I suppose it is obvious to most people that faster asymptotic complexity is always better, but just for the sake of argument, let's look at the time required for reversing a list with 10,000 elements in it:

; Input
(define (gen-list n)
  (cond
    [(= n 0) null]
    [else (cons n (gen-list (- n 1)))]))
(define tl (gen-list 10000))
(time-apply list-reverse (cons tl null))
(time-apply list-reverse-linear (cons tl null))

; Result is, in milliseconds (cpu real gc)
(3432 3427 2293)
(0 1 0)

A stark contrast—based on a measurement with time-apply, it takes nearly 3.5 seconds to reverse the list using the O(n^2) algorithm, but less than one millisecond to do so with the O(n) algorithm. A big part of this, of course, also comes from the garbage collection time, which accounts for nearly 2/3 of the run time in the slower algorithm, due to how many intermediate lists are generated and discarded, while the linear algorithm does not allocate any unused items. Another important difference is that my solution is tail-recursive, which enables significant optimizations (ones that Dr. Racket is capable of doing, too), compared to my friend's solution.
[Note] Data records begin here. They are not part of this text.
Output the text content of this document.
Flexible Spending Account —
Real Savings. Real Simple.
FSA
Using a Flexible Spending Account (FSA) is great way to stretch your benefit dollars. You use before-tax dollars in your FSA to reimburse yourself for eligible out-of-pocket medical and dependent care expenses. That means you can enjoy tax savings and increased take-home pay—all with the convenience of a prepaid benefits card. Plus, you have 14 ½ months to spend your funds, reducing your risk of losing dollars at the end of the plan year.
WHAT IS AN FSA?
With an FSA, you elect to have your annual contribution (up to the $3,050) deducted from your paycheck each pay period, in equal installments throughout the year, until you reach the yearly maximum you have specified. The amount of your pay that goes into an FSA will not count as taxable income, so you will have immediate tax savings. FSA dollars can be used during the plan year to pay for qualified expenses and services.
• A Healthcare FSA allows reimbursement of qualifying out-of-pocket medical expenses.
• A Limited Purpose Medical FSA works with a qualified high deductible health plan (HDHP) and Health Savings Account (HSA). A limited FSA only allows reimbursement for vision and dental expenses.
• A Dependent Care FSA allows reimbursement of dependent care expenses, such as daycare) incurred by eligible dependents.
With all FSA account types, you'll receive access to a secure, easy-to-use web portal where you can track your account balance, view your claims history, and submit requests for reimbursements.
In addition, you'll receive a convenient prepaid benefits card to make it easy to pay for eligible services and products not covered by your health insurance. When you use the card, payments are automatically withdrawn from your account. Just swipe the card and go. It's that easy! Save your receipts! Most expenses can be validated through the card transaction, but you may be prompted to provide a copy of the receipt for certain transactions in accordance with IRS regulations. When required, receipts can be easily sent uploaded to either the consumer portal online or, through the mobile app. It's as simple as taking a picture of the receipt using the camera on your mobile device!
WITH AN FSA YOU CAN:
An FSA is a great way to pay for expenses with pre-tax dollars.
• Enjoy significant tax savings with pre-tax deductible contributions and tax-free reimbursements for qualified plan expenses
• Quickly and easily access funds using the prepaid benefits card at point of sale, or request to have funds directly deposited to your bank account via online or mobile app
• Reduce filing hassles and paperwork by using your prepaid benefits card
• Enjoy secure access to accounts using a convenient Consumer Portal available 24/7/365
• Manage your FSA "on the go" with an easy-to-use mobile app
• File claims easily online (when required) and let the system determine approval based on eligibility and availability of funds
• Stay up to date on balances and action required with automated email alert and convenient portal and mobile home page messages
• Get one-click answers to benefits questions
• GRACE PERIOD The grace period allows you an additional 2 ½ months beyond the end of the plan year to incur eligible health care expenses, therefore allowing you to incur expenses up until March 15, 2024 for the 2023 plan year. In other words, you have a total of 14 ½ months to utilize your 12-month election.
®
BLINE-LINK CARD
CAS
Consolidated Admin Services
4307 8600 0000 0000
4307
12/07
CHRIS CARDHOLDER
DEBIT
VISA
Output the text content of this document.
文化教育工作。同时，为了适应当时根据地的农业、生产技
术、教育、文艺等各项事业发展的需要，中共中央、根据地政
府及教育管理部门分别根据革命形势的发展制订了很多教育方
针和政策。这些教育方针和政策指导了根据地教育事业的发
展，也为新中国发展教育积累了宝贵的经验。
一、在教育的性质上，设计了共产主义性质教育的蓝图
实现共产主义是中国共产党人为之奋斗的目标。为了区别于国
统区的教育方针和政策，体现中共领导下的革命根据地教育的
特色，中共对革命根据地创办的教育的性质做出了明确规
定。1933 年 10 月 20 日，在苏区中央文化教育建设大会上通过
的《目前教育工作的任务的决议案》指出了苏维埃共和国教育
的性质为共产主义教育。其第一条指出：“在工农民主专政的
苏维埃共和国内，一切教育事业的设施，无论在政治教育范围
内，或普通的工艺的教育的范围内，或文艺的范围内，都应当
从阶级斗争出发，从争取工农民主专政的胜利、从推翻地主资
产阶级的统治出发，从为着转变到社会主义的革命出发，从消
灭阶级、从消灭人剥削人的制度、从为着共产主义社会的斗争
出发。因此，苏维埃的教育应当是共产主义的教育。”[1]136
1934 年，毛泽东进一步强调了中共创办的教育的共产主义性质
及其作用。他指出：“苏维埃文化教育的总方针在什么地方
I think that the L-99 has a wonderful secondary purpose. Not only can it be used to introduce someone to the standard idioms, tools, and techniques of functional programming, but it can also be used to introduce and discuss analysis of algorithms, as the problems can generally be solved in multiple ways, with different time and space complexity requirements. It even provides a platform to discuss different implementation strategies (such tail-recursion vs. not) and experiment with their effects on performance, all with problems and solutions that are very simple to state and understand. This is a great aspect of LISP as a tool for learning in general—it frees you as a programmer from worrying about necessary but conceptually irrelevant implementation details, to focus on understanding what you're doing, why you're doing it, and how you're doing it, on an algorithmic level. Mastering the relevant skills translates readily into using other languages, where it helps separate the problems—algorithms, memory management, program structure, inheritance organization, the list goes on—out in your mind, allowing you to solve each individually.

Normally I'd write another 3+ pages, at minimum, trying to beat this to death, but I think this is a pretty self-defending position. Instead, I'd like to ask you a few questions to think about and maybe take with you as you do or learn about programming. Have you ever looked at the L-99? Can you solve all the problems, even if you don't take the time to write out complete solutions? Are your solutions optimal in their asymptotic complexities? I'd also love to hear about any particularly clever solutions people have created.